Completely. Due to the pandemic many of our supporters, who have been called accomplices ever since the senator for the interior attacked the Gorki’s artistic director in the winter of 2014, have encountered financial difficulties. In March, I was also somewhat shocked to hear nothing from the fifth estate, the artists, intellectuals and others active in the arts and culture. Thea Dorn and Juli Zeh were almost alone in representing the function of intellectuals to criticize those in power. Otherwise there was silence and shock-induced paralysis. Slowly everything is getting back onto its feet again. We wanted to show that radical art is just as possible as necessary under pandemic conditions. That’s how the action Wo sind unsere Waffen? was born, in which MAD, Germany’s military intelligence service, asks the population for their help in finding the military’s weapons. Now the first private residences have been searched, and we’ve paid rewards for information.

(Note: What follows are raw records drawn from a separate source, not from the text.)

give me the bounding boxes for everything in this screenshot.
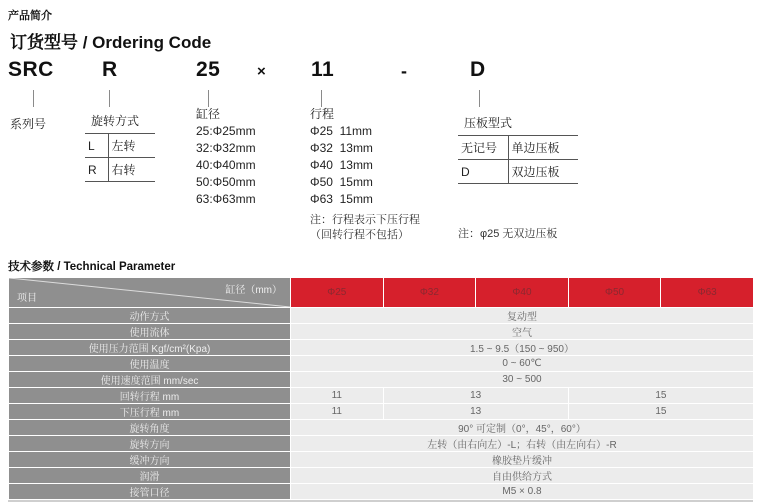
plate-table <box>458 114 578 184</box>
bore-item: 50:Φ50mm <box>196 175 256 189</box>
section-label: 产品简介 <box>8 10 52 22</box>
stroke-note <box>310 213 420 243</box>
row-label: 接管口径 <box>9 484 291 500</box>
corner-label-bore: 缸径（mm） <box>225 285 282 296</box>
row-label: 缓冲方向 <box>9 452 291 468</box>
stroke-note-line1: 注：行程表示下压行程 <box>310 214 420 226</box>
row-value: 左转（由右向左）-L；右转（由左向右）-R <box>291 436 754 452</box>
tech-header-row <box>9 278 754 308</box>
column-header: Φ25 <box>291 278 384 308</box>
code-part-rotation: R <box>102 58 118 81</box>
stroke-label: 行程 <box>310 107 335 121</box>
row-value: 15 <box>568 404 753 420</box>
bore-item: 40:Φ40mm <box>196 158 256 172</box>
plate-row <box>458 160 578 184</box>
rotation-desc: 左转 <box>108 134 155 158</box>
table-row <box>9 420 754 436</box>
row-label: 动作方式 <box>9 308 291 324</box>
row-value: 自由供给方式 <box>291 468 754 484</box>
stroke-item: Φ50 15mm <box>310 175 373 189</box>
row-value: 13 <box>383 404 568 420</box>
stroke-item: Φ25 11mm <box>310 124 373 138</box>
row-label: 旋转方向 <box>9 436 291 452</box>
column-header: Φ40 <box>476 278 569 308</box>
dash-sign: - <box>401 61 407 81</box>
plate-desc: 双边压板 <box>508 160 578 184</box>
connector-line <box>208 90 209 107</box>
row-value: 15 <box>568 388 753 404</box>
row-label: 使用温度 <box>9 356 291 372</box>
bore-item: 25:Φ25mm <box>196 124 256 138</box>
bore-label: 缸径 <box>196 107 221 121</box>
tech-table <box>8 277 753 502</box>
stroke-item: Φ40 13mm <box>310 158 373 172</box>
rotation-row <box>85 158 155 182</box>
row-label: 回转行程 mm <box>9 388 291 404</box>
table-row <box>9 468 754 484</box>
bore-item: 63:Φ63mm <box>196 192 256 206</box>
row-value: M5 × 0.8 <box>291 484 754 500</box>
code-part-series: SRC <box>8 58 54 81</box>
row-label: 润滑 <box>9 468 291 484</box>
column-header: Φ50 <box>568 278 661 308</box>
row-value: 复动型 <box>291 308 754 324</box>
row-value: 空气 <box>291 324 754 340</box>
table-row <box>9 340 754 356</box>
column-header: Φ63 <box>661 278 754 308</box>
stroke-note-line2: （回转行程不包括） <box>310 229 409 241</box>
row-value: 11 <box>291 388 384 404</box>
corner-label-item: 项目 <box>17 293 37 304</box>
column-header: Φ32 <box>383 278 476 308</box>
rotation-desc: 右转 <box>108 158 155 182</box>
stroke-item: Φ32 13mm <box>310 141 373 155</box>
table-row <box>9 356 754 372</box>
plate-code: 无记号 <box>458 136 508 160</box>
rotation-code: L <box>85 134 108 158</box>
table-row <box>9 436 754 452</box>
table-row <box>9 484 754 500</box>
corner-cell <box>9 278 291 308</box>
rotation-row <box>85 134 155 158</box>
times-sign: × <box>257 63 266 80</box>
connector-line <box>109 90 110 107</box>
row-label: 旋转角度 <box>9 420 291 436</box>
series-label: 系列号 <box>10 117 47 131</box>
connector-line <box>33 90 34 107</box>
code-part-plate: D <box>470 58 486 81</box>
row-label: 使用流体 <box>9 324 291 340</box>
row-label: 使用压力范围 Kgf/cm²(Kpa) <box>9 340 291 356</box>
row-label: 使用速度范围 mm/sec <box>9 372 291 388</box>
row-value: 0 ~ 60℃ <box>291 356 754 372</box>
table-row <box>9 404 754 420</box>
code-part-bore: 25 <box>196 58 221 81</box>
row-label: 下压行程 mm <box>9 404 291 420</box>
bore-item: 32:Φ32mm <box>196 141 256 155</box>
table-row <box>9 452 754 468</box>
rotation-table <box>85 112 155 182</box>
row-value: 90° 可定制（0°，45°，60°） <box>291 420 754 436</box>
plate-desc: 单边压板 <box>508 136 578 160</box>
connector-line <box>479 90 480 107</box>
row-value: 橡胶垫片缓冲 <box>291 452 754 468</box>
page-title: 订货型号 / Ordering Code <box>10 33 212 52</box>
table-row <box>9 372 754 388</box>
code-part-stroke: 11 <box>311 58 335 81</box>
table-row <box>9 308 754 324</box>
tech-heading: 技术参数 / Technical Parameter <box>8 261 176 273</box>
plate-note: 注：φ25 无双边压板 <box>458 228 558 240</box>
row-value: 1.5 ~ 9.5（150 ~ 950） <box>291 340 754 356</box>
plate-label: 压板型式 <box>464 116 513 130</box>
row-value: 11 <box>291 404 384 420</box>
connector-line <box>321 90 322 107</box>
stroke-list <box>310 106 420 243</box>
table-row <box>9 388 754 404</box>
rotation-label: 旋转方式 <box>91 114 140 128</box>
stroke-item: Φ63 15mm <box>310 192 373 206</box>
plate-row <box>458 136 578 160</box>
row-value: 13 <box>383 388 568 404</box>
table-row <box>9 324 754 340</box>
row-value: 30 ~ 500 <box>291 372 754 388</box>
bore-list <box>196 106 256 208</box>
plate-code: D <box>458 160 508 184</box>
rotation-code: R <box>85 158 108 182</box>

But your work is even more dependent on the public than conventional theatre, right?
Both the theatre as well as the ZPS rely on a political consciousness. Also with Wo sind unsere Waffen?, the disappearance of a critical public sphere, which is expressed in the nosedive of the printed newspaper, gives me more and more of a sinking feeling. I doubt that one is socialised into a political consciousness through TikTok. Especially since the app originates from a dictatorship directly. The good old newspaper was a well-set alarm. We could do with a few more of those. The Gorki has been working in this spirit for years.